A chapter on a business that has built organic farms on rooftops in Queens and Brooklyn brings home the can-do spirit and optimism of young urban farmers. At its two sites, Brooklyn Grange produces more than 50,000 pounds of produce annually. Thirty beehives yield 1,500 pounds of honey. In one photograph, we see rows of half-harvested kale, with their lower leaves plucked, making them look like tiny palm trees before the distant skyline of Manhattan.

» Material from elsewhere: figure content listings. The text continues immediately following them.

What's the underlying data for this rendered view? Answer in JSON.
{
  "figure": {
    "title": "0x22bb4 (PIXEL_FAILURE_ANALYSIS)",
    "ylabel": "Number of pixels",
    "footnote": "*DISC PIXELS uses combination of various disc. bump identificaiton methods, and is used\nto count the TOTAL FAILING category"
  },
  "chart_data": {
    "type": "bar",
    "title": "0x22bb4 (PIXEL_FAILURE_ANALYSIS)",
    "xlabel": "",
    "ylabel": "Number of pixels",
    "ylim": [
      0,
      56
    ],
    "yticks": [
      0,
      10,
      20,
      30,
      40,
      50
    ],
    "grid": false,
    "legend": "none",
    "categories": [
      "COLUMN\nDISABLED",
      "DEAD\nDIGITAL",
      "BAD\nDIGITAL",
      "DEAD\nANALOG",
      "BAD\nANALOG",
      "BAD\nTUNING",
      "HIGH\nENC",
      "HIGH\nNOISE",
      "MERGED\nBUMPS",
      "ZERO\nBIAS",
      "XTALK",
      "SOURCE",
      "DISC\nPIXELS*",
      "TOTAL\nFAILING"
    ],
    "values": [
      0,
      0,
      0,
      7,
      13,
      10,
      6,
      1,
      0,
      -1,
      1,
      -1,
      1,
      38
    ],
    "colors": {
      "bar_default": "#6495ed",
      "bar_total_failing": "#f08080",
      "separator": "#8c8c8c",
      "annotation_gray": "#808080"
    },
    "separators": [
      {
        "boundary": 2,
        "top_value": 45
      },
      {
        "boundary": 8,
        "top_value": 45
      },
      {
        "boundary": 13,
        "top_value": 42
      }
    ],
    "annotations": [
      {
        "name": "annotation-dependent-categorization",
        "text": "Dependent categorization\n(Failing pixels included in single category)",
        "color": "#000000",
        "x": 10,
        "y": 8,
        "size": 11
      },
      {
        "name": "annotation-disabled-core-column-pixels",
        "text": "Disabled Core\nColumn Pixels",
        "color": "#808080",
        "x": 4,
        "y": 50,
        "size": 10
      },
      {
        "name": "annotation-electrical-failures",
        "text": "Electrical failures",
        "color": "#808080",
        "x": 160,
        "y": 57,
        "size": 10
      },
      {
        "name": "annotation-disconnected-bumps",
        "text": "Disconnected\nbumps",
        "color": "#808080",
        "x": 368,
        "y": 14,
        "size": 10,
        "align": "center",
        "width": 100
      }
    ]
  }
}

Practically all of these gardens were revived or created because of local activists who understood that nature is vital to a big city and its inhabitants, whatever the fortunes or priorities of its government. As Garmey writes: “The ever-growing appreciation of New York’s parks and gardens tells a story of how green has triumphed over tarmac and plants over weeds.”
A 17th-century Handbook of Bird-Care and Folklore
By Giovanni Pietro Olina et al
Translated from the Italian by Kate Clayton
Yale University Press. 144 pp. $22.50
William Blake warns against our cruel dominion over other creatures and tells us that “A Robin Red breast in a Cage/ Puts all Heaven in a Rage.” But the practice of caging wild birds was long established in Europe by the time Blake wrote “Auguries of Innocence.” Birds were caught and sold, yes, for food, but also in large part to keep caged. They provided ornament and song in a world before recorded sound. In Germany, the nightingale, that most melodious nocturnal wonder, was traded by the quart like a commodity.
We learn this in “Pasta for Nightingales,” which combines a 1622 treatise on songbird cultivation by the naturalist Giovanni Pietro Olina with the original colored drawings, by artist Vincenzo Leonardi, that inspired Olina’s accompanying illustrations. This handsome new edition features an introduction by Helen Macdonald, author of “H Is for Hawk.”
Leonardi’s bird portraits are in an elongated Renaissance style and infused with childlike charm. The drawings were groundbreaking for their time, and they reveal some deft technique in trying to bring such things as iridescence to life. The text, though, is more compelling, revealing the captor’s relationship with native songbirds that today is unthinkable (and illegal), but in its time was common to a decorated domestic life.
The title comes from the recommended diet for a caged nightingale to induce it to sing. The keeper was advised in winter to add some saffron and pine nuts to the chickpea pasta. If the bird was still stubbornly mute, you were to keep it in a room where there is conversation or music. “If you make a sweet Concert of sound or of voices, it will be wonderfully fired up to sing.”
Adrian Higgins writes about the intersection of gardening and life for The Washington Post.